Der ökologische Fußabdruck

Die Berechnung des Erdüberlastungstages beruht auf dem sogenannten ökologischen Fußabdruck – einem Indikator zur Messung von Nachhaltigkeit. Dieser wurde in den 1990er Jahren von Mathis Wackernagel und William Rees entwickelt. Heute gilt der ökologische Fußabdruck als Synonym für menschliches Verhalten und dessen Auswirkungen auf die Umwelt und erlaubt es, die Beanspruchung der Natur mit deren Fähigkeit zur Regeneration zu vergleichen.

Dabei steht die Frage im Mittelpunkt, wie viel Fläche für die Produktion von beispielsweise Energie, Nahrung oder Kleidung benötigt wird. Konkret wird die Nutzung von sechs Kategorien produktiver Flächen gemessen: bebaute Flächen, Ackerland, Wälder, Weideland, Fischgründe und Kohlenstoffaufnahme des Landes.

Basierend auf dem ökologischen Fußabdruck, berechnet „Global Footprint Network“ jedes Jahr die Erdüberlastungstage der Länder, für die UN-Daten verfügbar sind. 

„Ich achte darauf, kein Wasser zu verschwenden, schalte das Licht aus, wenn ich es nicht brauche, und ziehe die Stecker meiner Ladegeräte“, erzählt die 24-jährige Camilla Micoui, wenn man sie nach einem nachhaltigen Umgang mit den Ressourcen unserer Erde fragt. Die in Luxemburg-Stadt lebende Frau achtet im Alltag auf die Umwelt, denn sie will für ihre eigene, aber auch nachkommende Generationen das Beste geben.

Auch Patrick Löwen aus Mersch ist um einen ressourcenschonenden Lebensstil bemüht: „Wir haben zu Hause eine Fotovoltaikanlage, essen Obst aus dem eigenen Garten, trennen und kompostieren den Müll.“ Eine Lebensweise, die dem 48-Jährigen laut eigener Aussage einfach fällt. Doch viele Bürger des Großherzogtums tun sich mit einer nachhaltigen Art zu leben offensichtlich schwer.

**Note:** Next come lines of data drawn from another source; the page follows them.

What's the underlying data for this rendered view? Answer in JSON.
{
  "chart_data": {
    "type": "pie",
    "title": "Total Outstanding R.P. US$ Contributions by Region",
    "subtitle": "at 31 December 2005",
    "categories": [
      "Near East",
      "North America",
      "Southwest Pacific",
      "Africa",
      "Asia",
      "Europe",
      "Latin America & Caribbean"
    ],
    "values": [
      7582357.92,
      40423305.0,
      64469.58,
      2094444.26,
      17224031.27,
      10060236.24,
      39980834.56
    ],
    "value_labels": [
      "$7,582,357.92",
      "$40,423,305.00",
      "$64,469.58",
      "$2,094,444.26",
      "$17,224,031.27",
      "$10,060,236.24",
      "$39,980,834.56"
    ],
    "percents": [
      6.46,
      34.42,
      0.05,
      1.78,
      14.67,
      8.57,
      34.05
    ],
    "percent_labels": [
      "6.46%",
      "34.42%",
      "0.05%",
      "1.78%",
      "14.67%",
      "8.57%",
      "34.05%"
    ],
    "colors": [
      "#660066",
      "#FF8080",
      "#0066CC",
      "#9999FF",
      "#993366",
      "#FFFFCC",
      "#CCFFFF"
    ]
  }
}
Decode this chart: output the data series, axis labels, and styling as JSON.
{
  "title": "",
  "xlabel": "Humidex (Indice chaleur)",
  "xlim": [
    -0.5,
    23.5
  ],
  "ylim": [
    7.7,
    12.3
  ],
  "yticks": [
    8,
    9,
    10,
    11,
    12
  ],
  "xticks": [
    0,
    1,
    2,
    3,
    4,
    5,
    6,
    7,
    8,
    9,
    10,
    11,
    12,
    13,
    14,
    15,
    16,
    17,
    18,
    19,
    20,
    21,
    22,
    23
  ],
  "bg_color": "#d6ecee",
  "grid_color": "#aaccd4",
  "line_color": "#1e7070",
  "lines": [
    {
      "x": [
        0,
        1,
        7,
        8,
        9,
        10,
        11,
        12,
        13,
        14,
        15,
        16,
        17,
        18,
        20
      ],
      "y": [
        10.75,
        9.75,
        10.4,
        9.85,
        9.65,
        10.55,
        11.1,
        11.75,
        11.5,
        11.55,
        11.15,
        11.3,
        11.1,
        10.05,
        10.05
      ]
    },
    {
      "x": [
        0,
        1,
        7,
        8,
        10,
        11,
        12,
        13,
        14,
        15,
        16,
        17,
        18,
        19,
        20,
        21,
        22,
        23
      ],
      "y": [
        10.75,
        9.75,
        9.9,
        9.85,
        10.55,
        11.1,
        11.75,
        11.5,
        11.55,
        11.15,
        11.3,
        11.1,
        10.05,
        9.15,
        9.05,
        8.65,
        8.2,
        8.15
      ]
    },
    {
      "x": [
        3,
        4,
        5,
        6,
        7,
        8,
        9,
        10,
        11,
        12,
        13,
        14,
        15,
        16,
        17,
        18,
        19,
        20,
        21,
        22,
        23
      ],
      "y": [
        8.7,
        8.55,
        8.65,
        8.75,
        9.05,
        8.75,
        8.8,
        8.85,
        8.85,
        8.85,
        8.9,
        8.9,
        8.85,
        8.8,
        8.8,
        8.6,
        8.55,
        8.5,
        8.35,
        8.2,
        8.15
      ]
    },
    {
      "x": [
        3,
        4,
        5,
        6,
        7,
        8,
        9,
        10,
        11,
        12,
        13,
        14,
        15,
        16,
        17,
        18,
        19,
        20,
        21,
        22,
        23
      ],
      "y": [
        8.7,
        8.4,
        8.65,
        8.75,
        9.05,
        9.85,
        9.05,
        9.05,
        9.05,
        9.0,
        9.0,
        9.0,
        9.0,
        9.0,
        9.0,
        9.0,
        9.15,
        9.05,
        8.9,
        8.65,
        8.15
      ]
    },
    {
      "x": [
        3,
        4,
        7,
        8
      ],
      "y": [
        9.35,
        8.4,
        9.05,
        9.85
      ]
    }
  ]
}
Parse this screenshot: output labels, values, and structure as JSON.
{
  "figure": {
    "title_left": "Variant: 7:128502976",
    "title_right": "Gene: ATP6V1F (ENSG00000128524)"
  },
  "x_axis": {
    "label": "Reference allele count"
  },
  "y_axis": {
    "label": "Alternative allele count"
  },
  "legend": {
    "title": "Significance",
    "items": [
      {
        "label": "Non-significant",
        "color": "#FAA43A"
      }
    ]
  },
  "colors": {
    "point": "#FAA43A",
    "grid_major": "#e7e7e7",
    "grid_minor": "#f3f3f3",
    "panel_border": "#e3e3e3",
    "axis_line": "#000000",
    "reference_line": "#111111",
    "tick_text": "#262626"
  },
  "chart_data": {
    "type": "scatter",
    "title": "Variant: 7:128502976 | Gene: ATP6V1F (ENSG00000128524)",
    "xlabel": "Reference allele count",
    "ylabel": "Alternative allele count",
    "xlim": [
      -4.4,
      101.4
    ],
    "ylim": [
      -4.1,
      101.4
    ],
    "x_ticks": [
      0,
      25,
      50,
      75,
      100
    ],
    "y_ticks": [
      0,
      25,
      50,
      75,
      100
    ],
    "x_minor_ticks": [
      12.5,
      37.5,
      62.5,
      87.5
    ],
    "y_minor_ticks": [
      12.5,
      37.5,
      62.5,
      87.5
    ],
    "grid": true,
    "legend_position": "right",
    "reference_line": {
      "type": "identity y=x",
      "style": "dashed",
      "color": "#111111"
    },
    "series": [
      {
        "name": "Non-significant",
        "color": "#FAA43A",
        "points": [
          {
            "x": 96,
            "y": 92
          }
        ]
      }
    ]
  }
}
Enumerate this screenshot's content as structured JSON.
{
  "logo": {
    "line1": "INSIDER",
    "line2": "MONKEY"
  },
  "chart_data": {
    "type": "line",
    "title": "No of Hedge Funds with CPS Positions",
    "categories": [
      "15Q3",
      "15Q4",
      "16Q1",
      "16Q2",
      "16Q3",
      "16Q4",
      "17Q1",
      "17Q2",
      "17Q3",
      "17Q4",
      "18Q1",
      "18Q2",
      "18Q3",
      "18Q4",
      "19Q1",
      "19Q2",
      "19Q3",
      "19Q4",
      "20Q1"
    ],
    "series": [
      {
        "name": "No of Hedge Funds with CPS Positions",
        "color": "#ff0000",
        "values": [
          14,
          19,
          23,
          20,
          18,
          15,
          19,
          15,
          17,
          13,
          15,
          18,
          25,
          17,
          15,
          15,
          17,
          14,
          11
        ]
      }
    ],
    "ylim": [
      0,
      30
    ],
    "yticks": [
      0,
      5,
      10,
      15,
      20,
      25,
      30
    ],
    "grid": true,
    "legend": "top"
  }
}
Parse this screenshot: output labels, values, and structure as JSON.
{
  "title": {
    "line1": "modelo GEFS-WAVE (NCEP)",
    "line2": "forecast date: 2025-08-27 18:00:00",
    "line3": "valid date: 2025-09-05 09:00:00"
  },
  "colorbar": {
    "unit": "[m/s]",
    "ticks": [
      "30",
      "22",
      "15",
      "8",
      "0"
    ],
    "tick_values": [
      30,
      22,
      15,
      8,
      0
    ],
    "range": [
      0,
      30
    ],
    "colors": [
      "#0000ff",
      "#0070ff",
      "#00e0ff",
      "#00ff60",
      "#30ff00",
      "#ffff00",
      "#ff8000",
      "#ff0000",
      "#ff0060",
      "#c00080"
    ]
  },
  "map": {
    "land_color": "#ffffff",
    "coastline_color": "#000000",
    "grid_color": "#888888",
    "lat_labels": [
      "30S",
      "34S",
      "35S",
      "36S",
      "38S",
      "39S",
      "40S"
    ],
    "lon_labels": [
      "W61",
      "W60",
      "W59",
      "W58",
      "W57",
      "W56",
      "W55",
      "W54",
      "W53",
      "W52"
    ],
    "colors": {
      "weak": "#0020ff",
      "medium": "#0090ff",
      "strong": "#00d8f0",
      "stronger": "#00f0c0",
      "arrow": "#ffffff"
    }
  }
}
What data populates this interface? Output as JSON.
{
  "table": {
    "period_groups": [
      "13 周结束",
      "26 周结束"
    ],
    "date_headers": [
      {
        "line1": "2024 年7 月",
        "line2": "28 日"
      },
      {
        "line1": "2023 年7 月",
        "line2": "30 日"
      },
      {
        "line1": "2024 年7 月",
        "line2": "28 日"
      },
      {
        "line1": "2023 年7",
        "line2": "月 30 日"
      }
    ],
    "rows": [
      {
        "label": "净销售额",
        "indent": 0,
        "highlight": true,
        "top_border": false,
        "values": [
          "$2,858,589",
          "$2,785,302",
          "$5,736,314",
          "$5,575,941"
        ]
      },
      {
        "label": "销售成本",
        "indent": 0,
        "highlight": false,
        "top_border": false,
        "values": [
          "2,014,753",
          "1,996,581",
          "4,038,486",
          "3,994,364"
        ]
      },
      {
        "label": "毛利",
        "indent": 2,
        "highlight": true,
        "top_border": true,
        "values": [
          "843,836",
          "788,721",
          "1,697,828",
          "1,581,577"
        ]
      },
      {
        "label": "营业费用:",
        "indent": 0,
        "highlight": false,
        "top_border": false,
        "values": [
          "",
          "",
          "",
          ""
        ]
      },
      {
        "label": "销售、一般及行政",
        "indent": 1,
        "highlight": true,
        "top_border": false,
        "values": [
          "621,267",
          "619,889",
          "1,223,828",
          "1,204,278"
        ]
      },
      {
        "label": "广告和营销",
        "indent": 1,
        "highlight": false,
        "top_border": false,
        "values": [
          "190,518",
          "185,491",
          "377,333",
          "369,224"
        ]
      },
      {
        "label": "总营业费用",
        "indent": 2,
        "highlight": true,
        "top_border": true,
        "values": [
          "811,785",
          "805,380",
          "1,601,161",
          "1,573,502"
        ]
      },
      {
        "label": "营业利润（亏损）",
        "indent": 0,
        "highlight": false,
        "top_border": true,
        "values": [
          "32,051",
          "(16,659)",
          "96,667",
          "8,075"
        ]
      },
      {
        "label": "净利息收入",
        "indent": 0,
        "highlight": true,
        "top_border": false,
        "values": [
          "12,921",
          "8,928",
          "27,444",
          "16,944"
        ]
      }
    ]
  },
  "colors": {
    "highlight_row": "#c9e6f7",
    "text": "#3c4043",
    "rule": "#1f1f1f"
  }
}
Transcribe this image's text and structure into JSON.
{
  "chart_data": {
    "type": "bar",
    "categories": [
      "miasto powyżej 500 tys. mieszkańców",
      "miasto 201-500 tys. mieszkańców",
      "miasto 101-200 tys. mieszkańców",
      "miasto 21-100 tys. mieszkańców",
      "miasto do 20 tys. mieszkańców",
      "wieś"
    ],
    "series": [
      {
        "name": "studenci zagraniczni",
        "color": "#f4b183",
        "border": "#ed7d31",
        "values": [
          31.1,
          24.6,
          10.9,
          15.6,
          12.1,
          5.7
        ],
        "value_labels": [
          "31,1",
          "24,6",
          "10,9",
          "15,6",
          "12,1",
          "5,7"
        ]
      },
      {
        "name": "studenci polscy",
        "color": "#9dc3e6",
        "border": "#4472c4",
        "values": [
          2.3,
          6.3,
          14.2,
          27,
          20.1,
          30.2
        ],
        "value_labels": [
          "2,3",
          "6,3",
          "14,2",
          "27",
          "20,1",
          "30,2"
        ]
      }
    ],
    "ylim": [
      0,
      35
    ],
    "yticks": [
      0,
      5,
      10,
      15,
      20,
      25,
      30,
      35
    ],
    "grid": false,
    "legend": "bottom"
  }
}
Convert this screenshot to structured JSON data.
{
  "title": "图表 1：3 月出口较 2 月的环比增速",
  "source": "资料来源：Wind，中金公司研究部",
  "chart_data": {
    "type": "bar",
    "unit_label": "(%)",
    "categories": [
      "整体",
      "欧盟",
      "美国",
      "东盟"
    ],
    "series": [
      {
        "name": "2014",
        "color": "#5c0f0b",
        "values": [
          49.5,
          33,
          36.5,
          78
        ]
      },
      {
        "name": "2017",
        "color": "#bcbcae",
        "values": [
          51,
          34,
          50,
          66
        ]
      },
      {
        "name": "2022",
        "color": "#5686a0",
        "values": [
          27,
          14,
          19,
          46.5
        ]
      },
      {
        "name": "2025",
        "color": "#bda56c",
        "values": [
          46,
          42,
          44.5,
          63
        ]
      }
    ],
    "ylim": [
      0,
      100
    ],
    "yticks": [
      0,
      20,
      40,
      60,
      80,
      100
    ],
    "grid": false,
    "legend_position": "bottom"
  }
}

Denn bereits am 15. Februar hatte Luxemburg laut Berechnung der internationalen Forschungsorganisation „Global Footprint Network“ seinen Erdüberlastungstag. Das bedeutet, dass die verfügbare Menge an natürlich nachwachsenden Ressourcen – darunter fruchtbarer Boden oder Waldflächen – für 2021 bereits seit vier Wochen aufgebracht ist.

„Stellen wir uns den Vorratskeller in einem Haus vor. Dort werden Lebensmittel gelagert, die wir zum Leben brauchen. Jahr für Jahr wird der Vorrat mit einer begrenzten Anzahl an Nahrungsmitteln aufgestockt. Wenn mehr entnommen als nachgefüllt wird, ist im kommenden Jahr weniger da. Irgendwann ist der Erd-Keller dann leer. Würde jeder so wie die Luxemburger leben, wäre das am 15. Februar der Fall gewesen“, erklärt Gil Kirchen, Projektkoordinator bei „Ëmweltberodung Lëtzebuerg asbl“.

LINK Mehr Informationen gibt es unter footprintnetwork.org.
Dort kann man auch den eigenen ökologischen Fußabdruck berechnen.

Die Organisation steht unter anderem Gemeinden, Vereinen und Institutionen beim Thema Umweltschutz zur Seite. Im internationalen Vergleich landet das Großherzogtum mit seinem Erdüberlastungstag auf Platz zwei. Nur Katar hat seine Ressourcen in diesem Jahr schneller aufgebracht – nämlich am 9. Februar. Der Überlastungstag der gesamten Weltbevölkerung fiel 2020 hingegen auf den 22. August. Im Vergleich zu anderen Ländern findet der „Overshoot Day“ in Luxemburg also sehr früh statt.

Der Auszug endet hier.